07 december 2011, 13:23
Anti-Wall Street demonstrators sit around a tent at the Occupy LA site in downtown Los Angeles. ©AFP
Anti-Wall Street demonstrators sit around a tent at the Occupy LA site in downtown Los Angeles. ©AFP
Under the slogan "Take back the Capitol," thousands of anti-Wall Street protesters and social activists from across the United States will assemble in Washington on Tuesday for three days of rallies, AFP reports.

A series of demonstrations are planned "in the name of the 99 percent" of people that the anti-corporate movement says have been neglected because lobbyists managed to subvert the US political system on behalf of big business.

After city authorities broke up "Occupy" camps across the United States, starting with New York's "Occupy Wall Street" movement that began nearly three months ago, Washington's "Occupy DC" has become the epicenter of such protests.

Around 3,000 people are expected in around 15 tents deemed the "People's Camp" on the National Mall near the massive white dome of the US Capitol, home to Congress, also near the White House.

The site features a "tent of freedom," and a "tent of equality," while unflattering caricatures of corporate bosses can be seen nearby.

"Take back the Capitol" says on its website that thousands of people have signed up for the event, including unemployed and underemployed people from across the United States, community activists, unions and "Occupy" activists.

"There is an economic crisis in the US; we have 14 million unemployed people, corporations are getting fatter and richer, they are not creating jobs, they are not paying their fair share of taxes," said Renee Asher, a spokeswoman with the SEIU service sector union.

"This is all about the 99 percent and the one percent inequality in this country, which has never been worse. We need Congress to represent the 99 percent, and not the one percent."

On Wednesday, an event will be held on K Street, the epicenter of Washington lobbying.
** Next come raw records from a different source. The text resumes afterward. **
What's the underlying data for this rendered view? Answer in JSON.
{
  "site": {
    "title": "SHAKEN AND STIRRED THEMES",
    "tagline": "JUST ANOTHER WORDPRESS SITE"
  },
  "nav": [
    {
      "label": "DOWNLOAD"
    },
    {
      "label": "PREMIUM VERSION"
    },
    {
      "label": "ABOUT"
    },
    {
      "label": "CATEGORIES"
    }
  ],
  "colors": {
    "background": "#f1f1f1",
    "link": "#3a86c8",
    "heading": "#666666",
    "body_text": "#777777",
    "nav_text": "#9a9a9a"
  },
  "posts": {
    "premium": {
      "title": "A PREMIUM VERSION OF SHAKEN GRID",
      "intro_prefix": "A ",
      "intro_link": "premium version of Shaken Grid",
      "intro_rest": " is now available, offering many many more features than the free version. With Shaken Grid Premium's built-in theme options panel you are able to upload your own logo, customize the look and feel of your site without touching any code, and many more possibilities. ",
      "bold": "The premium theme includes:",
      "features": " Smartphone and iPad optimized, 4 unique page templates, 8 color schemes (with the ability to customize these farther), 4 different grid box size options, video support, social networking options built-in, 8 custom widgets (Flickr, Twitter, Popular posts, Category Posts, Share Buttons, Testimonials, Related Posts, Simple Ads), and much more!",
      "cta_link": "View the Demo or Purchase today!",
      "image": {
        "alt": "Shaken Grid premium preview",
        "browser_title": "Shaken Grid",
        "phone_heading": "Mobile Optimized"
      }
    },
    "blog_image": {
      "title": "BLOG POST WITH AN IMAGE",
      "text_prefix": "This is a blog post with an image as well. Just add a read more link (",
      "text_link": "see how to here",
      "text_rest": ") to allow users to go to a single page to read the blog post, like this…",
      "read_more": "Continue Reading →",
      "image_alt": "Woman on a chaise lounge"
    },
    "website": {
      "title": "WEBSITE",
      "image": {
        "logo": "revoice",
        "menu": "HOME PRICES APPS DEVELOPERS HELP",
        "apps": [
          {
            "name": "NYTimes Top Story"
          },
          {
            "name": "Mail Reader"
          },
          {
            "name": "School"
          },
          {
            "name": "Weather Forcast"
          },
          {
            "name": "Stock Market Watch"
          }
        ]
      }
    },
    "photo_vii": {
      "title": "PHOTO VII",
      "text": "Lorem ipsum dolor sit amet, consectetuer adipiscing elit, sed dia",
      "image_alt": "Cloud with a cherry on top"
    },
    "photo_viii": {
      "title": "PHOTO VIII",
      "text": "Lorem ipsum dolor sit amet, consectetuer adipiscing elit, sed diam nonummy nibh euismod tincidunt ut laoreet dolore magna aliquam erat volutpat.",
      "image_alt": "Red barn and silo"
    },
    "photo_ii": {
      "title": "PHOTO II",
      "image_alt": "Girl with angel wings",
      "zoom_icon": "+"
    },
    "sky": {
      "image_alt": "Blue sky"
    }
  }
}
On Thursday, protesters plan to hold a day of prayers and speeches from religious leaders.

Organizers say they are preparing to welcome "Occupy" activists who were evicted from camps in cities such as Los Angeles, Philadelphia, Dallas, New Orleans, Oakland and Portland.
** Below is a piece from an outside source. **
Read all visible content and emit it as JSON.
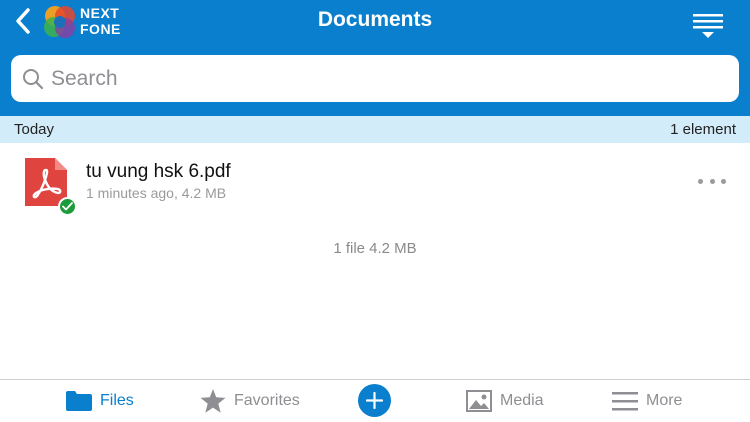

"It's not a one-week commitment... this is a permanent campaign on behalf of unemployed Americans," said AFL-CIO labor union spokesman Jeff Hauser.

"We continue to fight for them and we are going to continue not only in Washington but across the United States to make sure that politicians feel pressure to do the right thing and stand with unemployed Americans."
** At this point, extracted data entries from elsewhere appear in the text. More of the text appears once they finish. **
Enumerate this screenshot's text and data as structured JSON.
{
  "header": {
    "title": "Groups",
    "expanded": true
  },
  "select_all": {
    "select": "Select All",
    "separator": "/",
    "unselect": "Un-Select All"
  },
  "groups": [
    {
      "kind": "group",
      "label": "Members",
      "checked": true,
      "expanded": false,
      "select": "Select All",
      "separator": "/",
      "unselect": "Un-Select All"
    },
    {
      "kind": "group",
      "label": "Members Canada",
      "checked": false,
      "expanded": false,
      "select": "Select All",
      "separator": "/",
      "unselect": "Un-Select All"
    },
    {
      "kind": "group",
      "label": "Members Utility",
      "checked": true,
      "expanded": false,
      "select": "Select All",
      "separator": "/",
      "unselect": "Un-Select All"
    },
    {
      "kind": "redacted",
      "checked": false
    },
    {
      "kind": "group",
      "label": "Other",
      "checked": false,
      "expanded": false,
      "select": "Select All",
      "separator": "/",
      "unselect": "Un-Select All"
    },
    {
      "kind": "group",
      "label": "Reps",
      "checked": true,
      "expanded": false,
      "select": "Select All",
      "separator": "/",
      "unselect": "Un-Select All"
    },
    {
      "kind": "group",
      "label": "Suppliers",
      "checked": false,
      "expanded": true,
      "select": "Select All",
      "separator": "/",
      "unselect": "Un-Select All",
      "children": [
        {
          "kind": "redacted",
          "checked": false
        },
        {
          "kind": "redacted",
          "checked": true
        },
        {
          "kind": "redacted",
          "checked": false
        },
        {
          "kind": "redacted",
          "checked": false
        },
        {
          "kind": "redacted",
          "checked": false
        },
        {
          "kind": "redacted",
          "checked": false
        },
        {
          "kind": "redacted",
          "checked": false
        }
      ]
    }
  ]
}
Washington became the anti-corporate movement's last assured focal point on Sunday, when police arrested 31 protesters and tore down a wooden shelter that was illegally erected at the "Occupy DC" site in McPherson Square.

Following New York's Zuccotti Park eviction in November, police cleared out protesters in Los Angeles and Philadelphia.

There have also been evictions in Dallas, New Orleans, Oakland and Portland, and some clashes with police.

With its numbers of sites in obvious decline, the "Occupy" movement, which began in New York in mid-September, appears to be searching for new targets as it aims to remain relevant heading toward next year's presidential election.